What we also do in the summer months, once a month we have an open air Jazz Concert at the house in the garden, so we get also involved in that. We provide the tables and chairs and tea and coffee and people can come there and spend a Sunday afternoon bringing their own picnic lunch and listening to jazz. A very, very pleasant way of passing the time here.

How much of your time is involved in the Visitors Information Centre. How often do you go there?

Well I do it once a week, usually on Saturdays from 10 to 4, six hours. We have a number of volunteers, I’m not sure how many we have now, maybe 12 or so, so the idea is that every day there is a different person looking after the Visitors Centre.

In terms of other volunteering activities that you are involved in, you already told me about the Maritime Museum, but you’ve only sketched on it. Tell me a little bit more in detail what you do there.

I do two jobs. One day a week I am a guide, taking people around on the couple of warships that we have and the second day I work as assistant to the manager of the Welcome Wall which is dedicated to migrants and settlers, anyone at all who came to this country and who would like to have their name recorded on this wall. So I am involved with a lot of the administration of that and I do talk to people over the phone.
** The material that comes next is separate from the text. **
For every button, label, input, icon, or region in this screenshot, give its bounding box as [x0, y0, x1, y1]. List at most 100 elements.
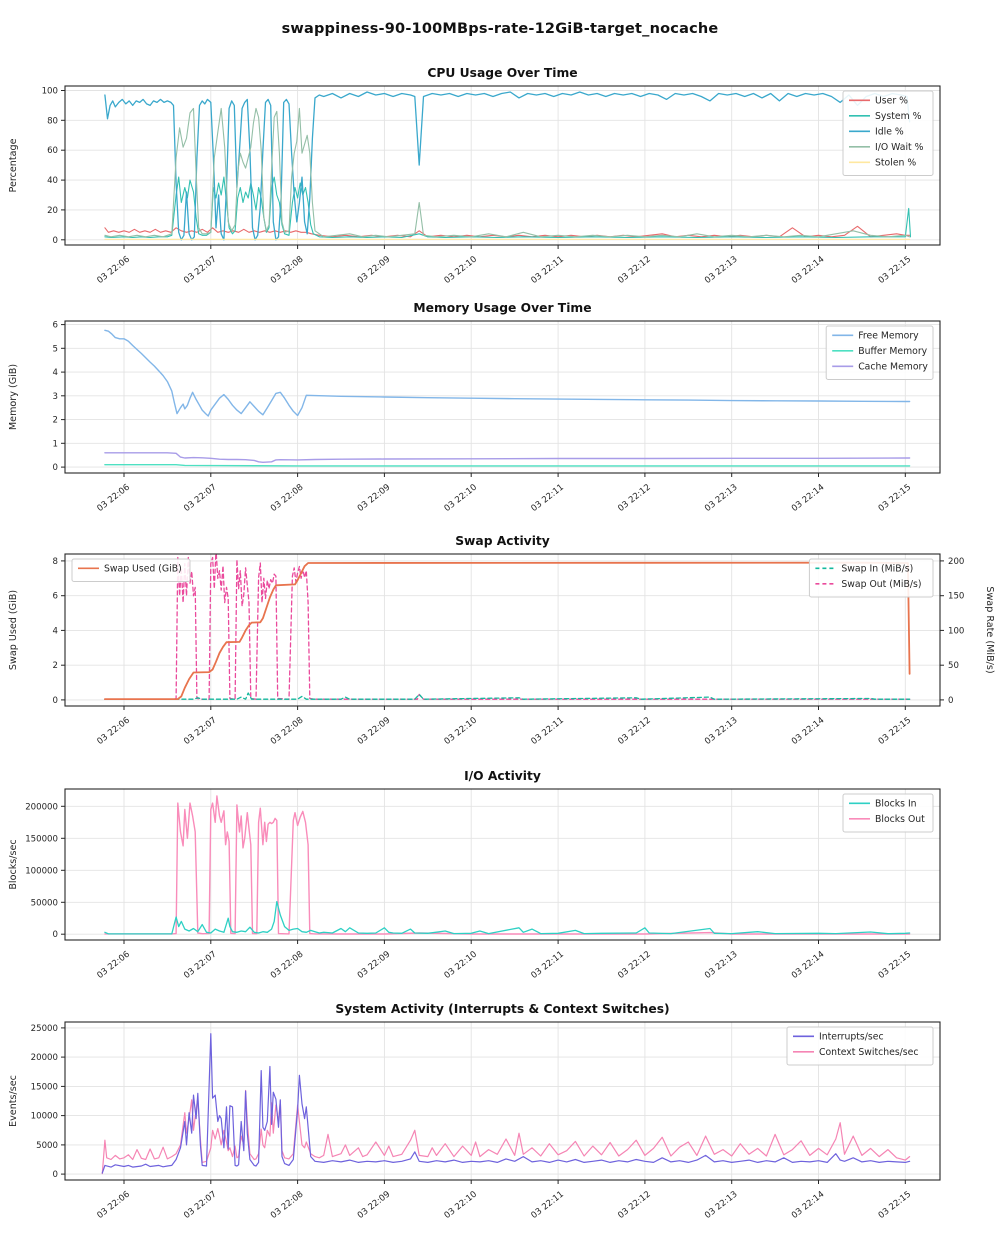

I just remembered in ’96 and 1997 I worked for two years as a volunteer with the St Johns Ambulance Brigade who had a section which trains volunteers to assist schools with providing assistance to young children in the primary school age with reading skills. We were allocated a child who had difficulty in reading or comprehension and then we, as a volunteer, were placed with that child for an hour a day, maybe two hours on a one to one basis and help the child with improving their reading skills and spelling skills. I enjoyed it when I did it.


Sydney Hills Visitor Information Centre 2006

Of all the time, the days in a week, how many days would you spend on volunteering activities would you say?

I do two days a week at the Museum and one day at the Visitors Centre in Dural, so three days a week I am busy volunteering. I am working with a very nice group of volunteers and we have great fun I think.